The UK’s international trade minister Greg Hands held a roundtable with leading UK businesses, policy experts and senior representatives of the Chinese and Pakistani governments earlier this week. “The UK is poised to be a key partner of the CPEC,” an official British government statement said in an endorsement of the project even though it goes through the Gilgit and Baltistan area of the Pakistan-occupied Kashmir (PoK) over which India has protested.

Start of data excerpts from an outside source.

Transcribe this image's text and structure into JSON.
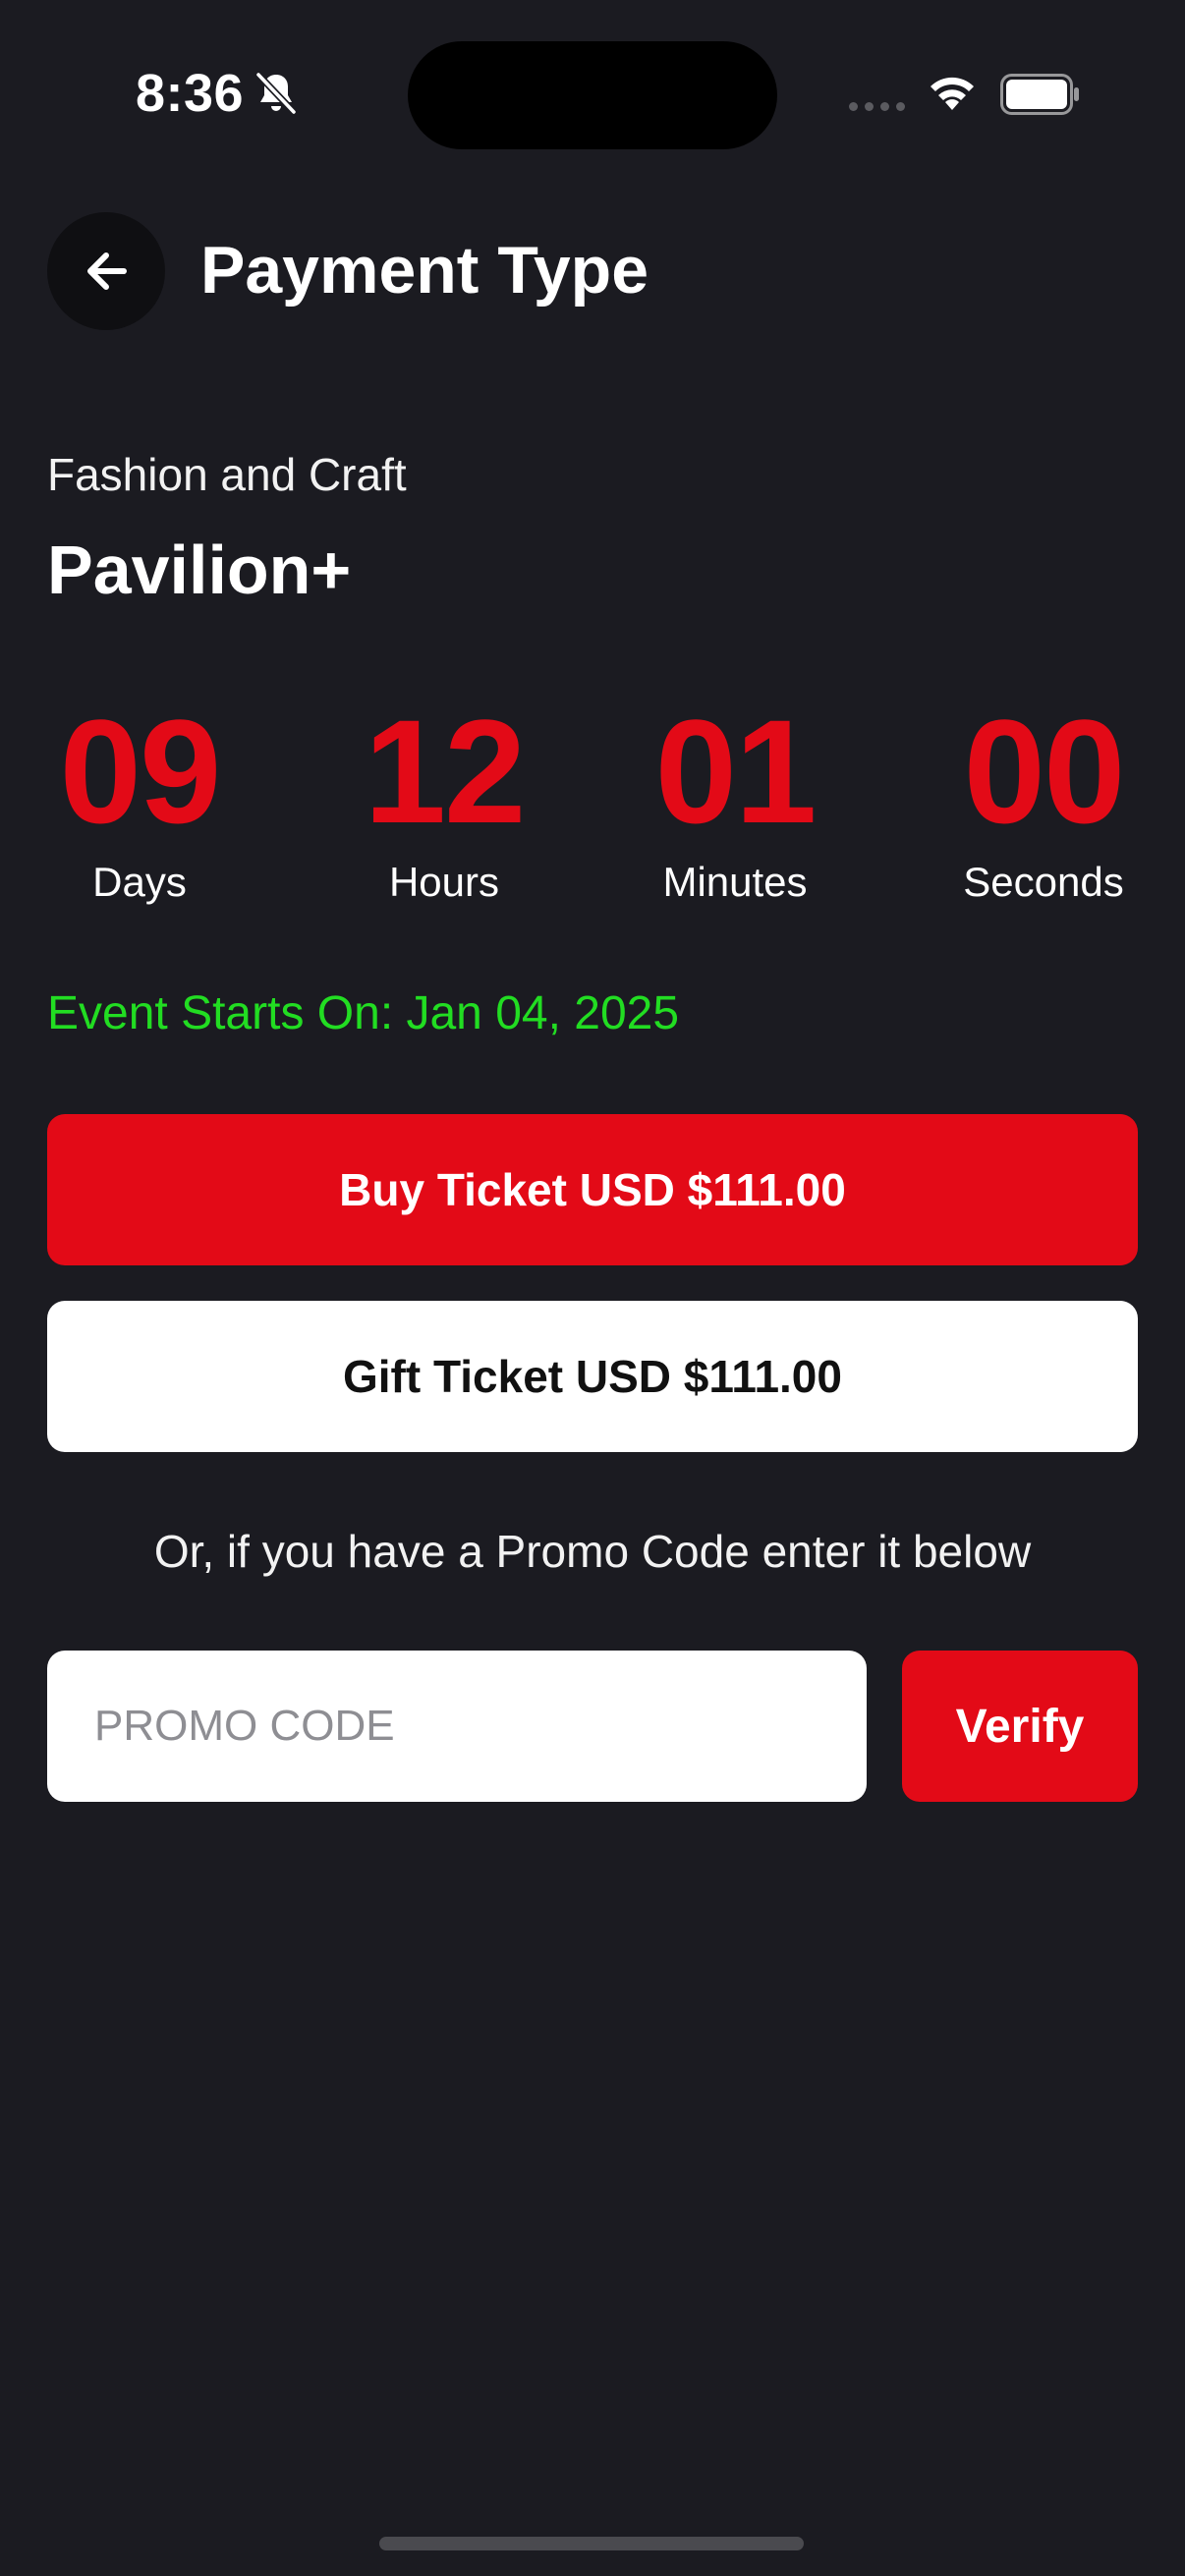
{
  "status_bar": {
    "time": "8:36"
  },
  "header": {
    "title": "Payment Type",
    "back_icon": "arrow-left-icon"
  },
  "event": {
    "category": "Fashion and Craft",
    "name": "Pavilion+",
    "starts_on": "Event Starts On: Jan 04, 2025"
  },
  "countdown": {
    "days": {
      "value": "09",
      "label": "Days"
    },
    "hours": {
      "value": "12",
      "label": "Hours"
    },
    "minutes": {
      "value": "01",
      "label": "Minutes"
    },
    "seconds": {
      "value": "00",
      "label": "Seconds"
    }
  },
  "actions": {
    "buy_label": "Buy Ticket USD $111.00",
    "gift_label": "Gift Ticket USD $111.00"
  },
  "promo": {
    "hint": "Or, if you have a Promo Code enter it below",
    "placeholder": "PROMO CODE",
    "value": "",
    "verify_label": "Verify"
  },
  "colors": {
    "background": "#1b1b21",
    "accent": "#e30a17",
    "success": "#22dd22"
  }
}
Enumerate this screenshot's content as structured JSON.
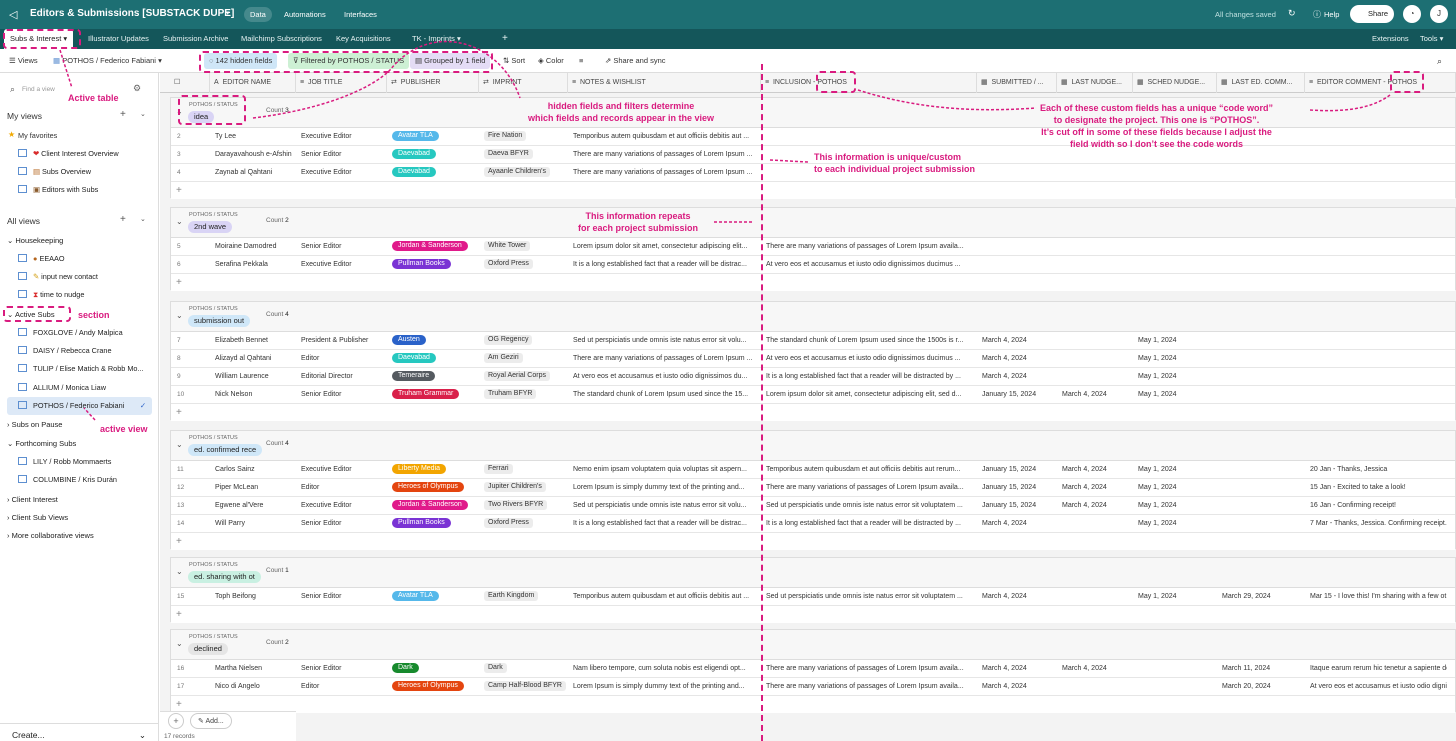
{
  "app": {
    "title": "Editors & Submissions [SUBSTACK DUPE]",
    "nav": [
      "Data",
      "Automations",
      "Interfaces"
    ],
    "saved": "All changes saved",
    "help": "Help",
    "share": "Share",
    "avatar": "J"
  },
  "tabs": [
    "Subs & Interest",
    "Illustrator Updates",
    "Submission Archive",
    "Mailchimp Subscriptions",
    "Key Acquisitions",
    "TK - Imprints"
  ],
  "tabs_right": [
    "Extensions",
    "Tools"
  ],
  "toolbar": {
    "views": "Views",
    "current_view": "POTHOS / Federico Fabiani",
    "hidden": "142 hidden fields",
    "filtered": "Filtered by POTHOS / STATUS",
    "grouped": "Grouped by 1 field",
    "sort": "Sort",
    "color": "Color",
    "share_sync": "Share and sync"
  },
  "sidebar": {
    "find": "Find a view",
    "my_views": "My views",
    "my_favorites": "My favorites",
    "favorites": [
      "Client Interest Overview",
      "Subs Overview",
      "Editors with Subs"
    ],
    "all_views": "All views",
    "housekeeping": "Housekeeping",
    "housekeeping_items": [
      "EEAAO",
      "input new contact",
      "time to nudge"
    ],
    "active_subs": "Active Subs",
    "active_items": [
      "FOXGLOVE / Andy Malpica",
      "DAISY / Rebecca Crane",
      "TULIP / Elise Matich & Robb Mo...",
      "ALLIUM / Monica Liaw",
      "POTHOS / Federico Fabiani"
    ],
    "subs_on_pause": "Subs on Pause",
    "forthcoming": "Forthcoming Subs",
    "forthcoming_items": [
      "LILY / Robb Mommaerts",
      "COLUMBINE / Kris Durán"
    ],
    "client_interest": "Client Interest",
    "client_sub_views": "Client Sub Views",
    "more": "More collaborative views",
    "create": "Create..."
  },
  "columns": [
    "EDITOR NAME",
    "JOB TITLE",
    "PUBLISHER",
    "IMPRINT",
    "NOTES & WISHLIST",
    "INCLUSION - POTHOS",
    "SUBMITTED / ...",
    "LAST NUDGE...",
    "SCHED NUDGE...",
    "LAST ED. COMM...",
    "EDITOR COMMENT - POTHOS"
  ],
  "group_field": "POTHOS / STATUS",
  "count_label": "Count",
  "groups": [
    {
      "label": "idea",
      "count": "3",
      "color": "#d9d4f5",
      "rows": [
        {
          "n": "2",
          "name": "Ty Lee",
          "job": "Executive Editor",
          "pub": "Avatar TLA",
          "pubc": "#55b8ea",
          "imp": "Fire Nation",
          "notes": "Temporibus autem quibusdam et aut officiis debitis aut ...",
          "incl": "",
          "sub": "",
          "ln": "",
          "sn": "",
          "lec": "",
          "ec": ""
        },
        {
          "n": "3",
          "name": "Darayavahoush e-Afshin",
          "job": "Senior Editor",
          "pub": "Daevabad",
          "pubc": "#26c8c0",
          "imp": "Daeva BFYR",
          "notes": "There are many variations of passages of Lorem Ipsum ...",
          "incl": "",
          "sub": "",
          "ln": "",
          "sn": "",
          "lec": "",
          "ec": ""
        },
        {
          "n": "4",
          "name": "Zaynab al Qahtani",
          "job": "Executive Editor",
          "pub": "Daevabad",
          "pubc": "#26c8c0",
          "imp": "Ayaanle Children's",
          "notes": "There are many variations of passages of Lorem Ipsum ...",
          "incl": "",
          "sub": "",
          "ln": "",
          "sn": "",
          "lec": "",
          "ec": ""
        }
      ]
    },
    {
      "label": "2nd wave",
      "count": "2",
      "color": "#d9d4f5",
      "rows": [
        {
          "n": "5",
          "name": "Moiraine Damodred",
          "job": "Senior Editor",
          "pub": "Jordan & Sanderson",
          "pubc": "#e01a8a",
          "imp": "White Tower",
          "notes": "Lorem ipsum dolor sit amet, consectetur adipiscing elit...",
          "incl": "There are many variations of passages of Lorem Ipsum availa...",
          "sub": "",
          "ln": "",
          "sn": "",
          "lec": "",
          "ec": ""
        },
        {
          "n": "6",
          "name": "Serafina Pekkala",
          "job": "Executive Editor",
          "pub": "Pullman Books",
          "pubc": "#7a33d4",
          "imp": "Oxford Press",
          "notes": "It is a long established fact that a reader will be distrac...",
          "incl": "At vero eos et accusamus et iusto odio dignissimos ducimus ...",
          "sub": "",
          "ln": "",
          "sn": "",
          "lec": "",
          "ec": ""
        }
      ]
    },
    {
      "label": "submission out",
      "count": "4",
      "color": "#cfe7f8",
      "rows": [
        {
          "n": "7",
          "name": "Elizabeth Bennet",
          "job": "President & Publisher",
          "pub": "Austen",
          "pubc": "#2a62c9",
          "imp": "OG Regency",
          "notes": "Sed ut perspiciatis unde omnis iste natus error sit volu...",
          "incl": "The standard chunk of Lorem Ipsum used since the 1500s is r...",
          "sub": "March 4, 2024",
          "ln": "",
          "sn": "May 1, 2024",
          "lec": "",
          "ec": ""
        },
        {
          "n": "8",
          "name": "Alizayd al Qahtani",
          "job": "Editor",
          "pub": "Daevabad",
          "pubc": "#26c8c0",
          "imp": "Am Geziri",
          "notes": "There are many variations of passages of Lorem Ipsum ...",
          "incl": "At vero eos et accusamus et iusto odio dignissimos ducimus ...",
          "sub": "March 4, 2024",
          "ln": "",
          "sn": "May 1, 2024",
          "lec": "",
          "ec": ""
        },
        {
          "n": "9",
          "name": "William Laurence",
          "job": "Editorial Director",
          "pub": "Temeraire",
          "pubc": "#555a60",
          "imp": "Royal Aerial Corps",
          "notes": "At vero eos et accusamus et iusto odio dignissimos du...",
          "incl": "It is a long established fact that a reader will be distracted by ...",
          "sub": "March 4, 2024",
          "ln": "",
          "sn": "May 1, 2024",
          "lec": "",
          "ec": ""
        },
        {
          "n": "10",
          "name": "Nick Nelson",
          "job": "Senior Editor",
          "pub": "Truham Grammar",
          "pubc": "#d9204a",
          "imp": "Truham BFYR",
          "notes": "The standard chunk of Lorem Ipsum used since the 15...",
          "incl": "Lorem ipsum dolor sit amet, consectetur adipiscing elit, sed d...",
          "sub": "January 15, 2024",
          "ln": "March 4, 2024",
          "sn": "May 1, 2024",
          "lec": "",
          "ec": ""
        }
      ]
    },
    {
      "label": "ed. confirmed rece",
      "count": "4",
      "color": "#cfe7f8",
      "rows": [
        {
          "n": "11",
          "name": "Carlos Sainz",
          "job": "Executive Editor",
          "pub": "Liberty Media",
          "pubc": "#f2a500",
          "imp": "Ferrari",
          "notes": "Nemo enim ipsam voluptatem quia voluptas sit aspern...",
          "incl": "Temporibus autem quibusdam et aut officiis debitis aut rerum...",
          "sub": "January 15, 2024",
          "ln": "March 4, 2024",
          "sn": "May 1, 2024",
          "lec": "",
          "ec": "20 Jan - Thanks, Jessica"
        },
        {
          "n": "12",
          "name": "Piper McLean",
          "job": "Editor",
          "pub": "Heroes of Olympus",
          "pubc": "#e4450f",
          "imp": "Jupiter Children's",
          "notes": "Lorem Ipsum is simply dummy text of the printing and...",
          "incl": "There are many variations of passages of Lorem Ipsum availa...",
          "sub": "January 15, 2024",
          "ln": "March 4, 2024",
          "sn": "May 1, 2024",
          "lec": "",
          "ec": "15 Jan - Excited to take a look!"
        },
        {
          "n": "13",
          "name": "Egwene al'Vere",
          "job": "Executive Editor",
          "pub": "Jordan & Sanderson",
          "pubc": "#e01a8a",
          "imp": "Two Rivers BFYR",
          "notes": "Sed ut perspiciatis unde omnis iste natus error sit volu...",
          "incl": "Sed ut perspiciatis unde omnis iste natus error sit voluptatem ...",
          "sub": "January 15, 2024",
          "ln": "March 4, 2024",
          "sn": "May 1, 2024",
          "lec": "",
          "ec": "16 Jan - Confirming receipt!"
        },
        {
          "n": "14",
          "name": "Will Parry",
          "job": "Senior Editor",
          "pub": "Pullman Books",
          "pubc": "#7a33d4",
          "imp": "Oxford Press",
          "notes": "It is a long established fact that a reader will be distrac...",
          "incl": "It is a long established fact that a reader will be distracted by ...",
          "sub": "March 4, 2024",
          "ln": "",
          "sn": "May 1, 2024",
          "lec": "",
          "ec": "7 Mar - Thanks, Jessica. Confirming receipt."
        }
      ]
    },
    {
      "label": "ed. sharing with ot",
      "count": "1",
      "color": "#c9f0e2",
      "rows": [
        {
          "n": "15",
          "name": "Toph Beifong",
          "job": "Senior Editor",
          "pub": "Avatar TLA",
          "pubc": "#55b8ea",
          "imp": "Earth Kingdom",
          "notes": "Temporibus autem quibusdam et aut officiis debitis aut ...",
          "incl": "Sed ut perspiciatis unde omnis iste natus error sit voluptatem ...",
          "sub": "March 4, 2024",
          "ln": "",
          "sn": "May 1, 2024",
          "lec": "March 29, 2024",
          "ec": "Mar 15 - I love this! I'm sharing with a few ot"
        }
      ]
    },
    {
      "label": "declined",
      "count": "2",
      "color": "#e5e5e5",
      "rows": [
        {
          "n": "16",
          "name": "Martha Nielsen",
          "job": "Senior Editor",
          "pub": "Dark",
          "pubc": "#178a2d",
          "imp": "Dark",
          "notes": "Nam libero tempore, cum soluta nobis est eligendi opt...",
          "incl": "There are many variations of passages of Lorem Ipsum availa...",
          "sub": "March 4, 2024",
          "ln": "March 4, 2024",
          "sn": "",
          "lec": "March 11, 2024",
          "ec": "Itaque earum rerum hic tenetur a sapiente de"
        },
        {
          "n": "17",
          "name": "Nico di Angelo",
          "job": "Editor",
          "pub": "Heroes of Olympus",
          "pubc": "#e4450f",
          "imp": "Camp Half-Blood BFYR",
          "notes": "Lorem Ipsum is simply dummy text of the printing and...",
          "incl": "There are many variations of passages of Lorem Ipsum availa...",
          "sub": "March 4, 2024",
          "ln": "",
          "sn": "",
          "lec": "March 20, 2024",
          "ec": "At vero eos et accusamus et iusto odio dignis"
        }
      ]
    }
  ],
  "footer": {
    "add": "Add...",
    "records": "17 records"
  },
  "annotations": {
    "active_table": "Active table",
    "section": "section",
    "active_view": "active view",
    "hidden": "hidden fields and filters determine\nwhich fields and records appear in the view",
    "codeword": "Each of these custom fields has a unique “code word”\nto designate the project. This one is “POTHOS”.\nIt’s cut off in some of these fields because I adjust the\nfield width so I don’t see the code words",
    "unique": "This information is unique/custom\nto each individual project submission",
    "repeats": "This information repeats\nfor each project submission"
  },
  "colors": {
    "accent": "#d91b7f",
    "topbar": "#1d6f73"
  }
}
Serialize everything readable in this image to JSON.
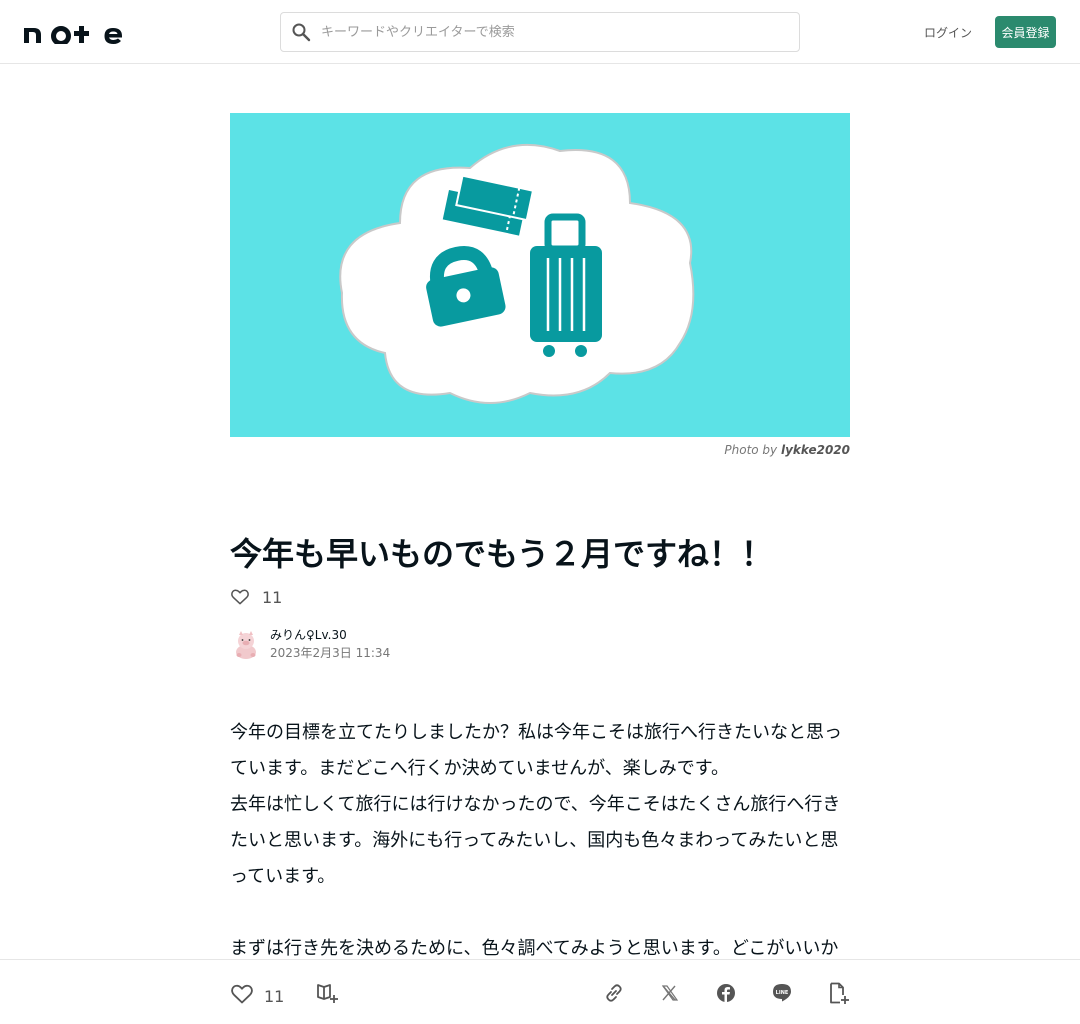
{
  "header": {
    "logo_text": "note",
    "search_placeholder": "キーワードやクリエイターで検索",
    "login_label": "ログイン",
    "signup_label": "会員登録"
  },
  "hero": {
    "background_color": "#5ce2e6",
    "icons": [
      "cloud",
      "tickets-icon",
      "handbag-icon",
      "suitcase-icon"
    ],
    "credit_prefix": "Photo by",
    "credit_author": "lykke2020"
  },
  "article": {
    "title": "今年も早いものでもう２月ですね！！",
    "like_count": "11",
    "author_name": "みりん♀Lv.30",
    "date": "2023年2月3日 11:34",
    "paragraphs": [
      "今年の目標を立てたりしましたか？私は今年こそは旅行へ行きたいなと思っています。まだどこへ行くか決めていませんが、楽しみです。",
      "去年は忙しくて旅行には行けなかったので、今年こそはたくさん旅行へ行きたいと思います。海外にも行ってみたいし、国内も色々まわってみたいと思っています。",
      "",
      "まずは行き先を決めるために、色々調べてみようと思います。どこがいいかな…！"
    ]
  },
  "bottom_bar": {
    "like_count": "11",
    "icons": [
      "heart-icon",
      "magazine-add-icon",
      "link-icon",
      "x-icon",
      "facebook-icon",
      "line-icon",
      "note-add-icon"
    ]
  },
  "colors": {
    "brand_green": "#2b8a6e",
    "hero_cyan": "#5ce2e6",
    "icon_teal": "#089a9f"
  }
}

“New Delhi is yet to sign up for the Belt & Road (Silk Road) initiative and has claimed that the China-Pakistan Economic Corridor (CPEC) violates its sovereignty because it passes through Pakistan-occupied Kashmir,” the Global Times article said. “China’s enormous investment in the CPEC has become an inharmonious factor in Sino-Indian ties. However, it would be unwise to think that increasing investment in the CPEC means a lack of respect for India’s sovereignty,” it said.
The article said that such ideas could lead to unnecessary opposition between India and the West as developed countries show an increased interest in the CPEC and China’s Belt and Road (B&R) initiative. “The CPEC is simply an economic project. Beijing has no intention to use to the B&R initiative to recognise any geopolitical spheres of influence. Hopefully China’s open mind towards cooperation on the B&R initiative can help dispel misgivings held by India and some other countries,” it said. There is great potential for developed economies, like the UK, to join CPEC and other projects in B&R initiative, it said.
China is likely to welcome enterprises from the UK and other developed nations to participate in construction of the CPEC which has long been seen a flagship project in the B&R initiative, the article said. The B&R initiative not only provides a platform for China and countries along the route to enhance cooperation, but also adheres to the principle of openness and inclusiveness in global economic development, it said.
Currently, China is encouraging wider participation from developed economies in the initiative, it said. In March, New Zealand signed a cooperation agreement with China on the B&R initiative, a first for Western developed countries. A B&R initiative summit, to be held in Beijing in May, will also provide an opportunity to enhance cooperation between China and developed countries, the article said.
The steady development of the CPEC has made Pakistan more attractive to foreign investment, it claimed.Some Western developed countries, as the traditional foreign trade partners of many emerging economies along the B&R initiative, have a clear intent to increase trade with those countries, Pakistan included, it said.
Additionally, Pakistan’s nuclear power sector and other high-tech industries are also likely to gain more opportunities if developed economies participate in the construction of the CPEC, the article said.